Royce White's campaign to win back DFL U.S. Rep. Ilhan Omar's Fifth Congressional District for the GOP for the first time in more than half a century began Tuesday standing alone in the biting cold of a snowstorm outside the Minneapolis Federal Reserve.

White first rose to national prominence as an outspoken mental health advocate during his basketball career. His activism has ranged from leading protests against police brutality to taking up anti-vaccination and other conservative causes.

Now, after becoming a regular guest on ex-Donald Trump adviser Steve Bannon's online shows, White is waging what he calls a "huge battle right now … versus a globalist agenda" by seeking to unseat one of Republicans' favorite targets of ire.

"This district has been voting blue for a long time and I hope that I can shake that up," White said in an interview Tuesday. "I hope that I can make people see that for a long time they voted against their own interests."

Bannon's endorsement represents the first words that appear in the two-minute announcement video White shared on social media Tuesday. In the video, White said that his problem with Omar "isn't that she's not an American or that she's not from Minnesota."

"She's in on it, she's a globalist," said the Minneapolis native in the video. "She's a puppet for the establishment. I'm here to sound the alarm."

The term globalist has been used to promote anti-Semitic conspiracies of a worldwide order. When later asked to clarify, White called any assertion that the term was rooted in antisemitism "completely ridiculous."

"Globalism is the ambition to undermine the value of individual citizenship by an economic attack on the nation state," he said.

White played college basketball for the University of Minnesota before transferring to Iowa State, where he achieved more success. He was drafted by the NBA's Houston Rockets in 2012 but played little in the NBA. White openly discussed his experiences with anxiety disorder and became an outspoken critic of the NBA's approach to mental health.
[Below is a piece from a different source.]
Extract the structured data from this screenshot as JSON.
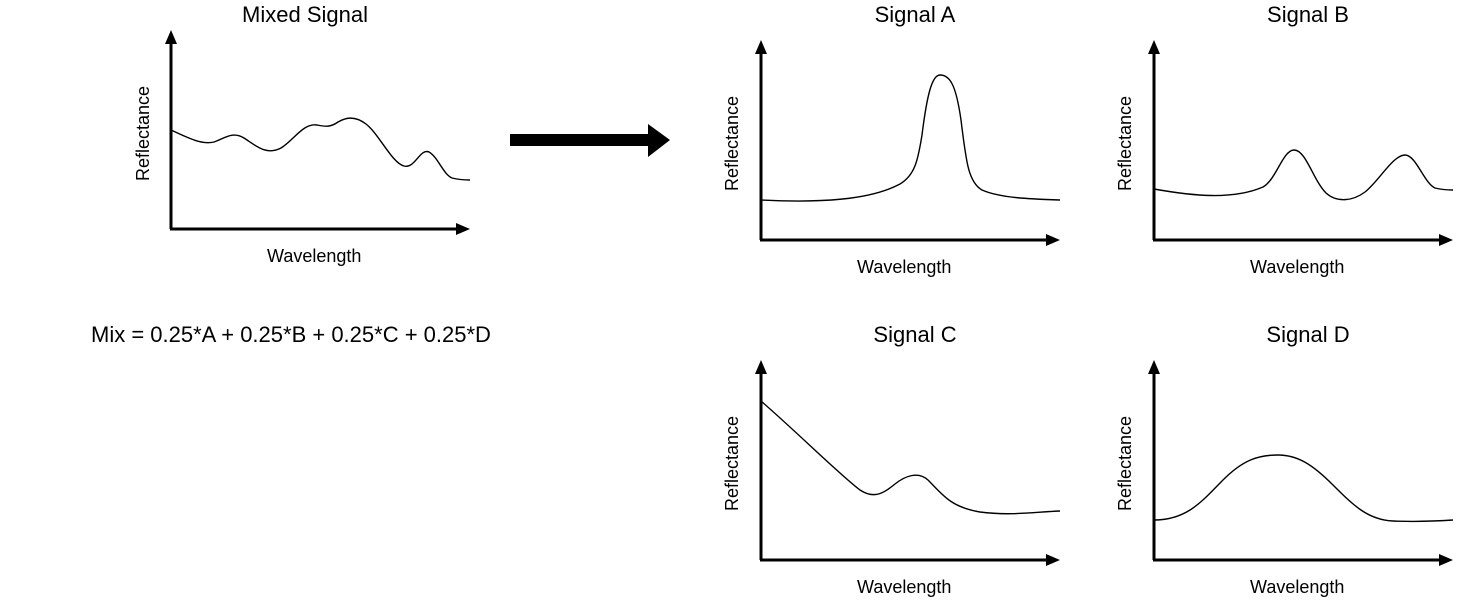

White, who has also competed in mixed martial arts, has been a fixture during multiple protests that followed the police killings of George Floyd and Daunte Wright. During the April 2021 uprising outside the Brooklyn Center Police Department following Wright's death, White urged the crowd to storm a fence ringing the department's barrier.

He said Tuesday that government's response to the COVID-19 pandemic "and the overall direction of the country," coupled with encouragement from a series of mentors he would not list, helped him decide to seek a run for office.

Other candidates seeking the Republican endorsement to challenge two-term incumbent Omar this year include Cicely Davis and Shukri Abdullahi Abdirahman. Omar formally launched her re-election campaign last month.

According to public court records, White is the subject of multiple pending civil court proceedings, including six active judgments against him that total nearly $178,000. The cases include failure to pay child support and a recently settled eviction case. While a freshman at the University of Minnesota in 2009, White pleaded guilty to disorderly conduct and theft during a shoplifting incident and scuffle with a guard at the Mall of America.